One of my favorite books, Hearing Jesus Speak into Your Sorrow by Nancy Guthrie addresses how difficult it was for her as no matter how many prayers were said, two of her children died a couple years apart of a genetic disease. In hearing of stories like my brother and my husband, she said it would be painful to hear because, her children had not been healed and had died. As she pointed out, though Jesus performed miracles in Bible healing people of their ailments, he did not heal everyone of everything. And probably all of us have experienced that in our own lives.

Heck, I have not been healed of my chronic illnesses no matter how much I have begged God for mercy, I have not found relief in times of profound agony. This year, has been one hell of a year for George and me: we struggled through months of trying to discover what was ailing my body--why I couldn't walk, why I had hypersomnia, weakness/tingling in one side of my body--including two weeks at Mayo Clinic that were a frustrating time; I lost my beloved constant companion, Mr. Knightley suddenly to a complication of a disease where he died in the worst way I could have imagined and I still grieve the loss of his presence deeply; George unexpectedly got laid off of his job of 18 1/2 years; I had a miscarriage of a planned pregnancy. And George was in a coma and healing is still taking place.
God, save me, because the water has risen to my neck. I'm sinking down into the mud, and there is nothing to stand on. I am in deep water, and the flood covers me. I am tired from calling for help; my throat is sore. My eyes are tired from waiting for God to help me. -Psalm 69:1-3
God is not a vending machine, where we put requests in, push a button and get what we want out.  But, I won't discount that God was hearing so many voices crying in unison for my brother and twenty two years later, my husband in a similar situation. I truly believe that as 1 Corinthians 3:9 says, we are "co-laborers" with God and the author Richard Foster (of Prayer and The Celebration of Discipline) has helped me to see that is quite true in the area of prayer.

Let me quote what Nancy Guthrie geniously wrote, so that no one will misinterpret my meaning of how I view faith/prayer.

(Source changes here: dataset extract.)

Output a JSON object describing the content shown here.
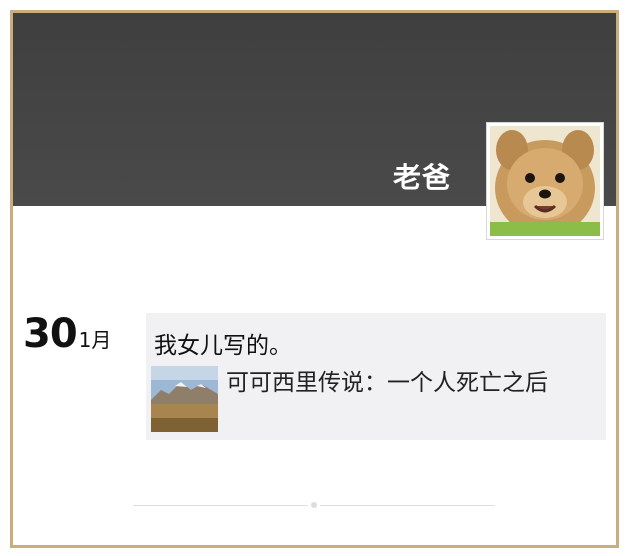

Some claim that strong faith is defined by throwing our energies into begging God for a miracle that will take away our suffering and then believing without doubting that he will do it. But faith is not measured by our ability to manipulate God to get what we want; it is measured by our willingness to submit to what he wants. 1.
God is sovereign and I can never expect to understand his ways. But, I do trust in my relationship with Him as it is a solid foundation that I can stand on, fall down on, grip tightly to, and count on to hold me up when the whole world around me has collapsed and turned upside down. It has been a journey to this place with God, a journey we all have the opportunity to walk. I find security in the Love God has for me and the freedom in the Grace He extends. I wish that all who read this would find that security and freedom.
These things I have spoken to you, so that in Me you may have peace. In the world you will have tribulation, but take courage; I have overcome the world. -John 16:33
 1. Guthrie, Nancy, Hearing Jesus Speak into Your Sorrow (Carol Stream, IL: Tyndale, 2009), 19.